Sujatha, who has studied up to PU, organised successful vaccination drives in March for people aged above 60. When people were refusing to take the vaccine, she spoke to Gram Panchayat officials and arranged for a bus for those getting jabbed.  Now, she leaves home at 5am to reach the vaccination centre and issue tokens to people waiting from 4am. “We don’t see what time it is, and sometimes, we don’t even have lunch till 4pm,” she says.

“She took the initiative of vaccinating all the villagers because many people were afraid, assuming they will have side-effects.
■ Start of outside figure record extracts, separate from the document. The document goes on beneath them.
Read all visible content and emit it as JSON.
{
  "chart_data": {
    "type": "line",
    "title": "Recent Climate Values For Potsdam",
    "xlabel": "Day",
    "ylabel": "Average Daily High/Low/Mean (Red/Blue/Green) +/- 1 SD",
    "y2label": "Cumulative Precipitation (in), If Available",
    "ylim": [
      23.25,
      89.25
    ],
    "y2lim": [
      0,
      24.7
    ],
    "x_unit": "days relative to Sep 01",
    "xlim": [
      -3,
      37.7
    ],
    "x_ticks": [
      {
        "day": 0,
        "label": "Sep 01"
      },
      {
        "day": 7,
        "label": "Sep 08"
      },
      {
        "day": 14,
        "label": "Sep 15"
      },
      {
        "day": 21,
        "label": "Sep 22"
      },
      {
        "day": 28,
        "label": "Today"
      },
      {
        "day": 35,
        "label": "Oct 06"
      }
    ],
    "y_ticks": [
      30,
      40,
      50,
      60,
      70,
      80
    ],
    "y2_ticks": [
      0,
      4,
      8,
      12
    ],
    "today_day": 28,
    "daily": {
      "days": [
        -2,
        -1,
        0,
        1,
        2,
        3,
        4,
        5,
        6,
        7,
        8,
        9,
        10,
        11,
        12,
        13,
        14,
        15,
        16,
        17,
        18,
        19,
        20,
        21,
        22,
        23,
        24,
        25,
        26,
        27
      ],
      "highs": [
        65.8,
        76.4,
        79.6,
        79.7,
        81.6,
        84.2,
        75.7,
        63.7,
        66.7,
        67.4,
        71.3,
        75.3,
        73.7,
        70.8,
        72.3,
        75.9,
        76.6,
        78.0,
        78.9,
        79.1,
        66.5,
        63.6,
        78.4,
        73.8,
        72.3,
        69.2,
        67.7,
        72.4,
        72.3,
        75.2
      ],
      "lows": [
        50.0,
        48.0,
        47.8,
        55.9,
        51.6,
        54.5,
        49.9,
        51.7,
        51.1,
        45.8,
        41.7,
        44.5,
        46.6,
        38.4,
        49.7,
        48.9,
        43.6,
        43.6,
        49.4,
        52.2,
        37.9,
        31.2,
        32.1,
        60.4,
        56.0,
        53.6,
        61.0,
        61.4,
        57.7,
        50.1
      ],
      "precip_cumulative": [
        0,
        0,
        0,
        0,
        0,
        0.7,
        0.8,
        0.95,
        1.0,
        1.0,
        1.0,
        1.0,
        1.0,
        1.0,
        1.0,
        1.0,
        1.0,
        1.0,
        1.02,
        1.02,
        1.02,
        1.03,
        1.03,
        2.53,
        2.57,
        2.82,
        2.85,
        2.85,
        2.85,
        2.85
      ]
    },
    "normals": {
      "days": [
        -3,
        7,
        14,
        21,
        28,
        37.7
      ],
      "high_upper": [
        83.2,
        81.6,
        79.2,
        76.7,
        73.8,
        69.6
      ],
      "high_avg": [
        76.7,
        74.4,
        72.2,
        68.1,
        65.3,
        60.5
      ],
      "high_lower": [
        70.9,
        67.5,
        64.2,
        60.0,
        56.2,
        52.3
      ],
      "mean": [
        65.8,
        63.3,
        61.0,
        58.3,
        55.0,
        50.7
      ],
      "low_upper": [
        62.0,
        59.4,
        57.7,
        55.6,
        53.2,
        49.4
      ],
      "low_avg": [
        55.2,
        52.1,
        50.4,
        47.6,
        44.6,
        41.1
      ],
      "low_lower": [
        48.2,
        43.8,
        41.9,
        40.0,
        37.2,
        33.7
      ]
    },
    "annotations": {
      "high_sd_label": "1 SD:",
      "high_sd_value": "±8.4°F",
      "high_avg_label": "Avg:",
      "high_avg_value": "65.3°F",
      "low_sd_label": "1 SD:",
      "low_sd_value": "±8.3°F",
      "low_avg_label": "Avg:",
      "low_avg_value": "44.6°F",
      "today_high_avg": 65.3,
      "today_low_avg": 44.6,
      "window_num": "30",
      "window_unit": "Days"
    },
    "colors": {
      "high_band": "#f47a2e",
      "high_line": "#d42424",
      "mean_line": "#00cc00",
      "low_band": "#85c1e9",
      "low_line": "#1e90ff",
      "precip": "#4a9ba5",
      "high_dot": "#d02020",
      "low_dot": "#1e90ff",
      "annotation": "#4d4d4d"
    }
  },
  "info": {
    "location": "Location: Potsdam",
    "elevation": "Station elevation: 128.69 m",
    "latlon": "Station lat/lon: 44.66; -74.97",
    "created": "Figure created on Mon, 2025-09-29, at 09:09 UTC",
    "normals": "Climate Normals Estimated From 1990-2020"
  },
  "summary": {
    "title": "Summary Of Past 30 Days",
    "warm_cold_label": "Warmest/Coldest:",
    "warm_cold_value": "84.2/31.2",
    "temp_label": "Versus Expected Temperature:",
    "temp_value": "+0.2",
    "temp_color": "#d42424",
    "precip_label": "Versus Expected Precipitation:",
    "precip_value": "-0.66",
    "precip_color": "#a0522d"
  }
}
For the last 12 years, she has visited all houses and helped people during health emergencies,” said a gram panchayat member. She organises over 25 health awareness programmes every year.

She says it is her “bhagya” to serve people. “I have two daughters and my husband, who works as a school attendant, is at home. I am not able to look after my family and don’t know whether they have their meals on time. We are at high risk but we are giving our best to the people,” she says. She has not attended a single family function or taken leave.